Pubblicità su ChatGPT e il nuovo tier Go da 8€
L'inizio di una nuova era pubblicitaria..

OpenAI ha annunciato un test della pubblicità in ChatGPT dopo mesi di speculazioni sulla sostenibilità economica del servizio.
La roadmap descritta mira a bilanciare i costi dell'inference e della ricerca con l'accesso al servizio.
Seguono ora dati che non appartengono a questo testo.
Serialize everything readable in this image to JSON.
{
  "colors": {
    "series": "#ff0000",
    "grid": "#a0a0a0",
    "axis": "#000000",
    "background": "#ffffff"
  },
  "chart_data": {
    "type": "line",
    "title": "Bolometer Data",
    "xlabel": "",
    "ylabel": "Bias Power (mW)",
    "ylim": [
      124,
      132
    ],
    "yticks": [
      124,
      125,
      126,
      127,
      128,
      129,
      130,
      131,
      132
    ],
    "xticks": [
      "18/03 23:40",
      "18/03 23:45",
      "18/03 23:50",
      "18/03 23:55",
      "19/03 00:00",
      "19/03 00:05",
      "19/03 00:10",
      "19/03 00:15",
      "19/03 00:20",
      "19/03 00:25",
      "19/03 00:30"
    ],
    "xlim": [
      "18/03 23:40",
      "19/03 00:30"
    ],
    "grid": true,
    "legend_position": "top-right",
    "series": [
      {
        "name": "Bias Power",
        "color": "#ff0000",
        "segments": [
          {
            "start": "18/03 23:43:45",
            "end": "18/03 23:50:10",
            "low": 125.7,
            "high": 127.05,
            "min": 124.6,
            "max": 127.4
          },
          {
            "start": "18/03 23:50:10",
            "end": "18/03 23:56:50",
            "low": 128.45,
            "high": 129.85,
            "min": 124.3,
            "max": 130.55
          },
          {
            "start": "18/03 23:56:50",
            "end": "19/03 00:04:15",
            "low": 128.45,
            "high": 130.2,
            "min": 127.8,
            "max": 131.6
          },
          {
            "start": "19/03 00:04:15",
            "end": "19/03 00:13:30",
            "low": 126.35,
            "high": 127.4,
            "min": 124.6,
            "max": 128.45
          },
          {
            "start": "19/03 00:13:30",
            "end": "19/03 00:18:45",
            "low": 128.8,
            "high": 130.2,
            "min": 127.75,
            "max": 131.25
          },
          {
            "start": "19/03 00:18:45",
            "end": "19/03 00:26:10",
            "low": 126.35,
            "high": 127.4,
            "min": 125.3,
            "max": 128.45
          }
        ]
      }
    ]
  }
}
I dettagli tecnici e commerciali possono cambiare durante la sperimentazione.
Chi vedrà le pubblicità?
Secondo il piano descritto, il test delle ads inizierà negli Stati Uniti e sarà limitato a due tier:
- Free Tier: La versione gratuita standard.
- ChatGPT Go: Il nuovo piano low-cost (8€/mese) che offre accesso espanso a funzionalità come la creazione di immagini, upload di file e memory, ora disponibile globalmente.
Gli abbonati ai piani Plus, Pro, Business ed Enterprise sono descritti come esclusi dal test pubblicitario.
Come funzionano le pubblicità in ChatGPT
Secondo la descrizione del test, l'approccio di OpenAI si basa sulla rilevanza della conversazione, non sul tracking pervasivo attraverso il web.
Gli annunci appariranno alla fine delle risposte generate dal modello, solo quando esiste un prodotto o servizio sponsorizzato rilevante per la conversazione corrente. Se stiamo discutendo di ricette, potrebbe apparire un suggerimento per ingredienti specifici; se parliamo di viaggi, un link a un servizio di booking.
Gli annunci dovrebbero restare separati e chiaramente etichettati rispetto alle organic answers, cioè alle risposte del modello. OpenAI definisce questo principio "Answer Independence": l'inserzionista non dovrebbe influenzare la risposta organica.
La separazione tra risposta e contenuto sponsorizzato dovrà essere verificata durante il test, insieme alla chiarezza delle etichette e all'assenza di influenze sulla risposta organica.
Privacy e gestione dei dati
Un punto centrale riguarda l'uso dei dati. OpenAI ha descritto alcune garanzie:
- No Data Selling: secondo le condizioni dichiarate, le conversazioni non vengono vendute agli inserzionisti.
- Privacy: il contesto può essere usato per il matching dell'ad in tempo reale, senza condividere lo storico delle chat con i brand; modalità e limiti vanno verificati nella documentazione del test.
- Controllo: la personalizzazione può essere disattivata nelle impostazioni disponibili per l'utente.
Inoltre, il sistema dovrebbe applicare filtri di sicurezza: niente pubblicità per utenti identificati o stimati come minori di 18 anni e nessun annuncio su temi sensibili come salute, salute mentale o politica.
Il futuro delle conversational ads
Oltre ai link statici, OpenAI sta esplorando formati nativi per i modelli linguistici. Trasformare un annuncio in un'interfaccia conversazionale è però una direzione di ricerca, non una funzione già disponibile.
In futuro l'utente potrebbe interagire direttamente con un contenuto sponsorizzato per chiedere informazioni su un prodotto, ma privacy, etichettatura e separazione dalla risposta del modello dovranno essere definite e verificate.
Impatto sul modello di business dell'AI
L'introduzione della pubblicità può contribuire a sostenere il costo computazionale dei modelli avanzati (State of the Art).
Per gli sviluppatori e i professionisti del settore, il test riapre il tema del modello di business delle Generative AI consumer. Il suo impatto dipenderà da adozione, ricavi pubblicitari, costi di inferenza e fiducia degli utenti.